FA. Pete Oxley 6.5.1995. Go With The Flow includes part of the trad route Last of the Summer Wine, HVS 5a.


One of the best bits of flowstone on Portland, only its inaccessibility prevents it from having queues on it. The hardest bits are leaving the belay ledge and pinching up the tufa pipe at the top; have faith, there are jugs above!
Chris Shorter - 02/Oct/01

Its not really that hard to get to, and well worth it!
Al Evans - 30/Oct/01

I like the 'inaccessibility' - it makes a change, and means that you won't be waiting long to get on it. In fact, it's easy to get up to, and there's a hanging belay, so you can really feel like you're on a multi-pitch...The move to establish oneself on the face is quite tricky, and the positions on the tufa at the top, are superb. Do check this one out.
Gavin McGrath - 19/Apr/04

You HAVE to do this route - it's a bit of an effort to get to but well worth it. Was chuffed with the onsight after contemplating failure on the crux!
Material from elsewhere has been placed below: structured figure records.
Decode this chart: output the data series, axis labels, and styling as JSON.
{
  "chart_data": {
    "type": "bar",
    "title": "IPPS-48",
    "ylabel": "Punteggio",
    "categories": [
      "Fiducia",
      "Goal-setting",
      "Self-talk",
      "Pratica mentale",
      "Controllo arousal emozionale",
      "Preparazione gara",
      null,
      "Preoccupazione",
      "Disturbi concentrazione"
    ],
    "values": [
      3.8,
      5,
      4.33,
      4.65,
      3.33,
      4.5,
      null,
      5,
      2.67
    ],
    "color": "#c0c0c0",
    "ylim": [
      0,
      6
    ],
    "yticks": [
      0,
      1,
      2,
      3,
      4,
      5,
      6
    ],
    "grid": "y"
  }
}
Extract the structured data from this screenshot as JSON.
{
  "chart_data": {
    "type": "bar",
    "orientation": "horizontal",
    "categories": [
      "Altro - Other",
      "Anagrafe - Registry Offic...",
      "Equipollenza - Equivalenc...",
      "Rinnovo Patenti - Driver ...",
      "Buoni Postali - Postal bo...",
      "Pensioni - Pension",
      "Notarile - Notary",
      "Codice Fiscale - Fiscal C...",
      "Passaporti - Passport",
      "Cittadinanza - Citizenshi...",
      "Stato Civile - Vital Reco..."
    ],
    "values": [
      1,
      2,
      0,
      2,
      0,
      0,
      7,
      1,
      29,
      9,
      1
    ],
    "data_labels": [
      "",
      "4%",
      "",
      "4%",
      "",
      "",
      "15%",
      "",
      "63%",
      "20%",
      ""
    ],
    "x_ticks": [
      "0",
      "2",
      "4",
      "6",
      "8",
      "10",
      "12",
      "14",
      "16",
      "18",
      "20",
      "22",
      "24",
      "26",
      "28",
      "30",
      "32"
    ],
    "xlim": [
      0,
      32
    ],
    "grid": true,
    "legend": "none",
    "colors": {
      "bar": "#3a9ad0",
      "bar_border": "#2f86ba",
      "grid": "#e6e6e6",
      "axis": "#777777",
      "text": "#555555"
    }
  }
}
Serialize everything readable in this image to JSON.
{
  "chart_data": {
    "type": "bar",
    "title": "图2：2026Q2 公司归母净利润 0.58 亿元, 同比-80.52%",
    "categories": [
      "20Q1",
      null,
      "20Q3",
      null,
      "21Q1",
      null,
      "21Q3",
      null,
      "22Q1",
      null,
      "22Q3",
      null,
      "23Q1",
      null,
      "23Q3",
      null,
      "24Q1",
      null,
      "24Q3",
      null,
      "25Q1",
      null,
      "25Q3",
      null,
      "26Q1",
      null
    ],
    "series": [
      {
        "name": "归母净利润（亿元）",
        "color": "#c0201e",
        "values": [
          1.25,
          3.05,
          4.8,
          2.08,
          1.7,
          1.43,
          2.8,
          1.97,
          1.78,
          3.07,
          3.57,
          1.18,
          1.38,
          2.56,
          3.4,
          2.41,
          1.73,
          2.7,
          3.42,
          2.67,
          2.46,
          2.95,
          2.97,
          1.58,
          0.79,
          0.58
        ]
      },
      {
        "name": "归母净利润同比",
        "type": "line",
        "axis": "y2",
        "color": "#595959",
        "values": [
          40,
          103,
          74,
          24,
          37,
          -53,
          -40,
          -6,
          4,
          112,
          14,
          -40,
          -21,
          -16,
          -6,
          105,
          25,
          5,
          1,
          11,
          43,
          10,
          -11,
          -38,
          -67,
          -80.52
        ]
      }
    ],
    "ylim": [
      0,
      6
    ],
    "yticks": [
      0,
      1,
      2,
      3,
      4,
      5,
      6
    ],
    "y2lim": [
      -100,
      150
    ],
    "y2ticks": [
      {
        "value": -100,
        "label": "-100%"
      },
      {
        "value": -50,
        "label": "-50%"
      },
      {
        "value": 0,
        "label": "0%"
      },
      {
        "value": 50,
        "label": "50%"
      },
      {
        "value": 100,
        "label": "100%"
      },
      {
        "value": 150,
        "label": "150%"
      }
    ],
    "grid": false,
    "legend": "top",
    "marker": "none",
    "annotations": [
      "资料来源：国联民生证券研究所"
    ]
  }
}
You can also then do Monsoon Malabar and Pregnant Pause for a quality day's climbing with no-one about...
Wilbur - 22/Jun/05

I'd say it's probably more straightforward approaching this from Blacknor South. It may still be worth wearing trousers as there are plenty of nettles and brambles about. Great climb on good quality flowstone.
bucketmaster - 27/Jun/05

Fantastic route, glad i read the comments here first! I was also feeling defeated at the crux but had faith and got the flash! VERY worthwhile if you like flowstone that isn't polished (yet).
Phil Murray - 25/Jul/05

Quality route with the crux in a great position.
Eric Meltelmi - 05/Aug/05

Very nice route and it is hardly that inaccessible!
daithi - 27/Nov/05

Yes, very good route, 100% flowstone - approach is hardly like the one to Cloggy is it?
The Pylon King - 11/Feb/06

brilliant route - very atmospheric and nice moves
viking - 02/May/06

I found this route quite hard. It is a great route with amazing flowstone but the start off the ledge and the crux about 2/3 up were really hard. I'm no super climber but I don't normally struggle with 6a. Go and do it though because its a great route and the path to the area could do with a bit more traffic!